The Thurderbolts site seemed kind of useless (I found it by googling the other day) – it appeared to offer the same broad general explanations we’ve seen here, along with the excuses for not presenting theory (“Math is hard!”)
But googling also found this site:
At least this one seems to be attempting to offer more in the way of explanation. Whether an evaluation of those explanations would turn up anything worthwhile, I can’t say – I am not a physicist, and it’s been a long time since I’ve studied any physics. But at least there’s more material on this site. Especially if you look at the “Scripts” link. Some of the links inside there are just references to the book that presumably this whole theory is hawking, but there are also some “scripts” that have more than just references to “the book”.
Fonz You have a better chance of getting a moderator’s attention by e-mailing them. Put SDMB in the subject.
Off the top of my head, I’d guess some kind of copyright concern.
Bryan Ekers While the odds of helping a paranoid schizophrenic over the internet are quite low (G Nome, Graham Wilson, The Isotope Money guy), there’s no reason to make them lower.
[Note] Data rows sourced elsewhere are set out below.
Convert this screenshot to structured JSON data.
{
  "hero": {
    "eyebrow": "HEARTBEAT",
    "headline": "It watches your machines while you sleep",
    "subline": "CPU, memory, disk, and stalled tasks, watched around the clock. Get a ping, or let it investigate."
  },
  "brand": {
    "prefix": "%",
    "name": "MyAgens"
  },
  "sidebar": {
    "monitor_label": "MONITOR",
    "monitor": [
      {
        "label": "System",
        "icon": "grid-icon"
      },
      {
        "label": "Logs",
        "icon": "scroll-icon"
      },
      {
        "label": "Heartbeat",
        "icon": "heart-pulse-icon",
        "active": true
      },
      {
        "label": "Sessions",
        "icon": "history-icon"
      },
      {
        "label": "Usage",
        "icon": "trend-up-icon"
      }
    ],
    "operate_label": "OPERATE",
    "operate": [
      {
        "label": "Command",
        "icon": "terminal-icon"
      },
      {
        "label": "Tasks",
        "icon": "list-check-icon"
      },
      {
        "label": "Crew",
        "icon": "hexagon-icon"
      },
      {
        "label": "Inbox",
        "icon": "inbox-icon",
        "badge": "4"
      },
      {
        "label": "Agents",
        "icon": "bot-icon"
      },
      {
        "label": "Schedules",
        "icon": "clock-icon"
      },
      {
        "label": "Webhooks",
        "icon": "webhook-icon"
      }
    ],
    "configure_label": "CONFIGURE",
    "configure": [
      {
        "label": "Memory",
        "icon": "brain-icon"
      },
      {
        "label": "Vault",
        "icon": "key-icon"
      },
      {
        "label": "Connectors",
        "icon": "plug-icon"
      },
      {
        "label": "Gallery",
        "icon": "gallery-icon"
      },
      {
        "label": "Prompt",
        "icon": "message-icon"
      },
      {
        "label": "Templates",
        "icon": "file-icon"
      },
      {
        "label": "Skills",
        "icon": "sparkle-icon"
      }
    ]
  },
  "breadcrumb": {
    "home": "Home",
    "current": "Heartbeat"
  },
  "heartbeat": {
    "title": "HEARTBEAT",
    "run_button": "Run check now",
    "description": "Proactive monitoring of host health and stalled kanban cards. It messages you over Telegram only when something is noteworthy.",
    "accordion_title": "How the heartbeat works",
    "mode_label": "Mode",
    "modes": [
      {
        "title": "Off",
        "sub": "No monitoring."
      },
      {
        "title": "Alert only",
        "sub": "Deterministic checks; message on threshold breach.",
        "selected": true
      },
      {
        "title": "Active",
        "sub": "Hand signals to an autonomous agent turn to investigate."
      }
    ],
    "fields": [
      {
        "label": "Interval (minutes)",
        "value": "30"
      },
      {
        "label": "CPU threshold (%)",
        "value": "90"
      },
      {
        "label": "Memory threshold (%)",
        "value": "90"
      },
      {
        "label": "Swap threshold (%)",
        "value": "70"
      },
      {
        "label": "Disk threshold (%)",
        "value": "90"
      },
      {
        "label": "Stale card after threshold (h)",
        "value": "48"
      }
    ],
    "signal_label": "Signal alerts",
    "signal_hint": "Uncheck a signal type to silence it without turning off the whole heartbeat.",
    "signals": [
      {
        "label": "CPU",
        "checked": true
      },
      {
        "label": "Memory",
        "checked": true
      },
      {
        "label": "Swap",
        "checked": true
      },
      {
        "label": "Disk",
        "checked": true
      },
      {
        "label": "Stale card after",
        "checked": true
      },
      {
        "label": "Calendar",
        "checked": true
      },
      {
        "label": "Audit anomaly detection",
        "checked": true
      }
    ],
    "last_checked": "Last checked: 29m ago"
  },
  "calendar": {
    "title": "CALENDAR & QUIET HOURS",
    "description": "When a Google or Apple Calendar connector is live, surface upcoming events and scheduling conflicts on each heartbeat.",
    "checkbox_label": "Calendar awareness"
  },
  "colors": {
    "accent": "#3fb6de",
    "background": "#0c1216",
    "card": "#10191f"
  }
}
Fonz for the record, the only possible conspiracy you could organize amongst Dopers would be dedicated to spreading bad puns, Monty Python quotes, and getting Futurama back on the air.
At least one poster has succeeded in convincing us that something largely accepted as scientific fact was wrong. He argued, with many cites, that a certain species of giant squid (Mesonyteuthis?) was the result of sloppy science or fraud. It took him a few posts in a single thread to convince us.
Another poster spent years and many threads trying to convince us of- the existence of psychic powers, ghosts, souls, reincarnation, and that he had scientific evidence of them all. He failed miserably.
Don’t assume that we just don’t understand your cites. There are Dopers with degrees in physics, astrophysics and astronomy. We’ve got geologists too.
We’re not blinded by accepted models. We disagree with authority all the time. Sometimes, we even question the word of Uncle Cecil.
I’ve looked at your evidence and interpreted in a very different way than you. I suspect that the other posters have as well.